I was sitting in the coffee shop, my well-deserved latte in front of me. I was content in emerging into my daily readings on my tablet, but for some reason my eyes kept wandering to the hassle in the bar. Patrons were leaving and new ones were stepping into the shop.

‘Why not!’ I thought. I could play the part of the observer for a little while before continuing my own tasks. Who knows, maybe I would pick up an idea or two for my next writing project.

Sipping my coffee, I noticed the young couple in the corner booth. They were enjoying each others’ company, looking each other in the eye, no words were spoken. New love was in the air.

Feeling like a peeping Tom, I search for something else to gaze upon. My eyes were scanning the room and landed on a woman with three offspring. The mother was deep in thought, or so it seemed, reading the newspaper while her children were throwing napkins, straws and other small items at each other. I wondered how she managed to turn off the surroundings. The patrons at the next table however were not so lucky. Shaking their heads, they grabbed their orders and moved to another table at the farther end the coffee shop.

I laughed a little at the scene played out before me. Good thing I had been thinking ahead and chose the solitary spot close to the windows in the corner. I had a clear view of the whole establishment, but I was also able to concentrate on my reading if I wanted to.

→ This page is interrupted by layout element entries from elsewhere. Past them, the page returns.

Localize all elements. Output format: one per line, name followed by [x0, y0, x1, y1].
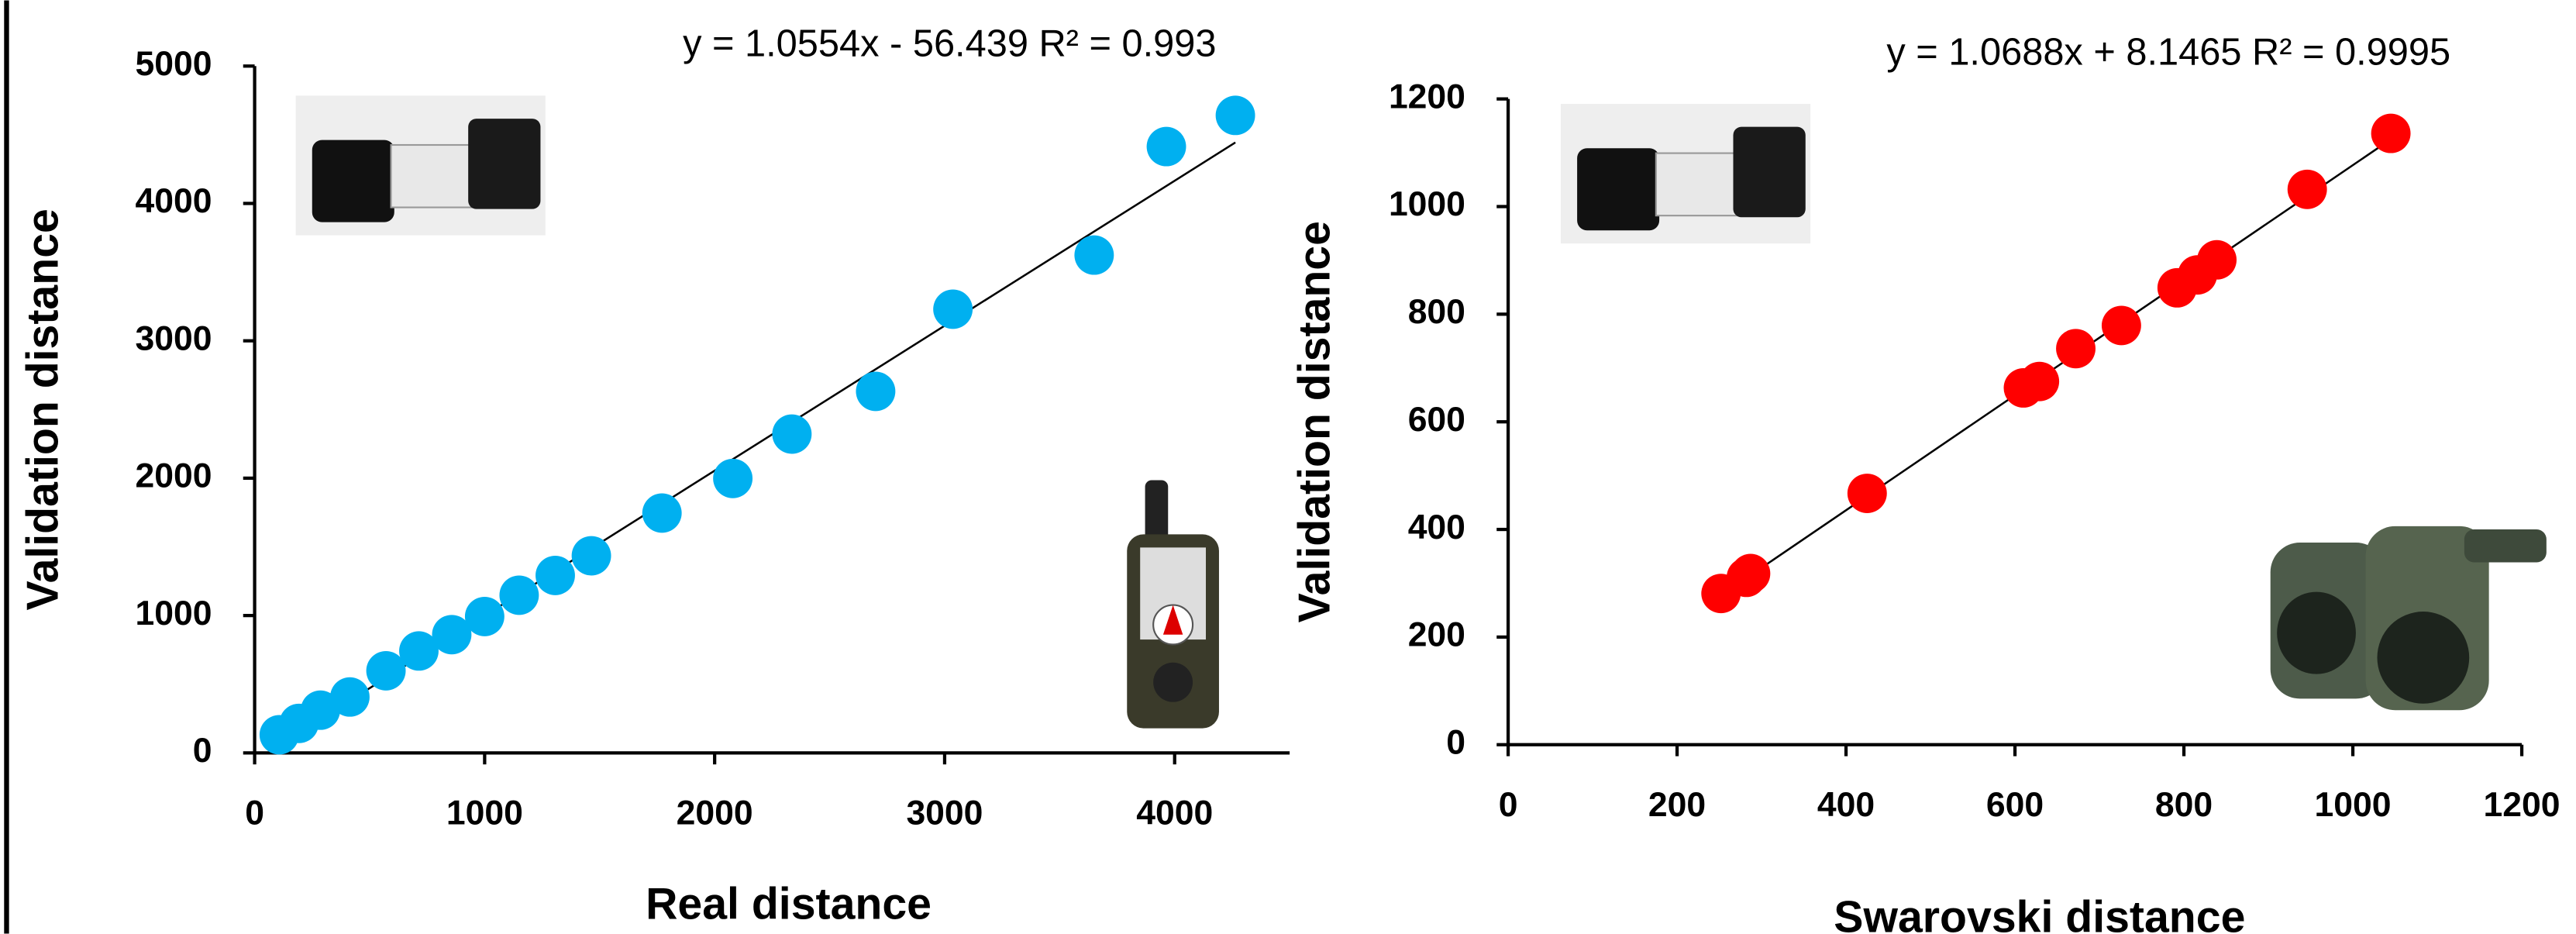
x-axis-title: Swarovski distance — [1834, 893, 2245, 934]
y-tick-label: 400 — [1408, 508, 1465, 546]
y-tick-label: 0 — [1446, 724, 1465, 762]
point — [856, 371, 896, 412]
equation: y = 1.0554x - 56.439 R² = 0.993 — [683, 23, 1216, 65]
point — [432, 615, 472, 655]
equation: y = 1.0688x + 8.1465 R² = 0.9995 — [1886, 31, 2450, 73]
point — [1146, 126, 1186, 167]
y-tick-label: 2000 — [135, 457, 212, 495]
x-tick-label: 2000 — [677, 794, 753, 832]
y-tick-label: 1000 — [1389, 185, 1465, 223]
x-tick-label: 4000 — [1136, 794, 1213, 832]
x-tick-label: 200 — [1648, 786, 1706, 824]
point — [713, 458, 753, 498]
point — [2020, 361, 2060, 402]
trendline — [1720, 138, 2392, 597]
x-tick-label: 400 — [1817, 786, 1875, 824]
y-tick-label: 1000 — [135, 595, 212, 632]
point — [399, 631, 439, 671]
point — [301, 690, 340, 730]
y-tick-label: 4000 — [135, 182, 212, 220]
point — [2287, 169, 2327, 209]
x-tick-label: 0 — [1499, 786, 1518, 824]
x-tick-label: 800 — [2155, 786, 2213, 824]
point — [2371, 113, 2411, 153]
y-axis-title: Validation distance — [18, 209, 67, 610]
point — [330, 677, 370, 717]
x-tick-label: 1000 — [2315, 786, 2392, 824]
point — [642, 493, 682, 533]
y-tick-label: 600 — [1408, 401, 1465, 439]
point — [2056, 329, 2096, 369]
x-tick-label: 3000 — [906, 794, 983, 832]
x-axis-title: Real distance — [646, 880, 932, 929]
y-tick-label: 3000 — [135, 319, 212, 357]
point — [772, 414, 812, 454]
gps-photo — [1127, 480, 1219, 729]
y-tick-label: 200 — [1408, 616, 1465, 654]
camera-photo — [295, 95, 1811, 244]
y-tick-label: 5000 — [135, 45, 212, 83]
point — [464, 596, 505, 636]
point — [1731, 553, 1771, 594]
point — [499, 575, 539, 615]
x-tick-label: 1000 — [446, 794, 523, 832]
point — [366, 650, 406, 691]
point — [1074, 235, 1114, 275]
y-axis-title: Validation distance — [1290, 221, 1339, 622]
x-tick-label: 600 — [1986, 786, 2044, 824]
y-tick-label: 1200 — [1389, 78, 1465, 115]
point — [1215, 95, 1255, 136]
y-tick-label: 800 — [1408, 293, 1465, 331]
point — [1847, 474, 1887, 513]
point — [933, 289, 973, 329]
x-tick-label: 1200 — [2484, 786, 2561, 824]
point — [536, 555, 575, 595]
point — [2101, 305, 2141, 346]
y-tick-label: 0 — [193, 732, 212, 770]
x-tick-label: 0 — [245, 794, 264, 832]
binoculars-photo — [2270, 526, 2547, 711]
point — [571, 536, 611, 576]
point — [2197, 240, 2237, 280]
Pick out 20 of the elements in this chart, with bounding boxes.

I thought to seek out one more scene before tuning myself out. I noticed the waitresses behind the bar having a heated conversation. I was not able to hear what they were talking about, but clearly the other one was angry about something and kept on ranting, while the other one was just listening in. Wide eyed, nodding every now and again. The angry one was waving her arms in the air, while the quiet one remained stationary, her hands seemed almost glued to her sides. It seemed from an observer’s perspective, the ranter was in charge in that particular relationship, while the listener did just that and probably agreed to everything the ranter told her.

I lost my interest after a little while and noticed the coffee house getting emptier. Guess the rush was over and I could get back to my reading.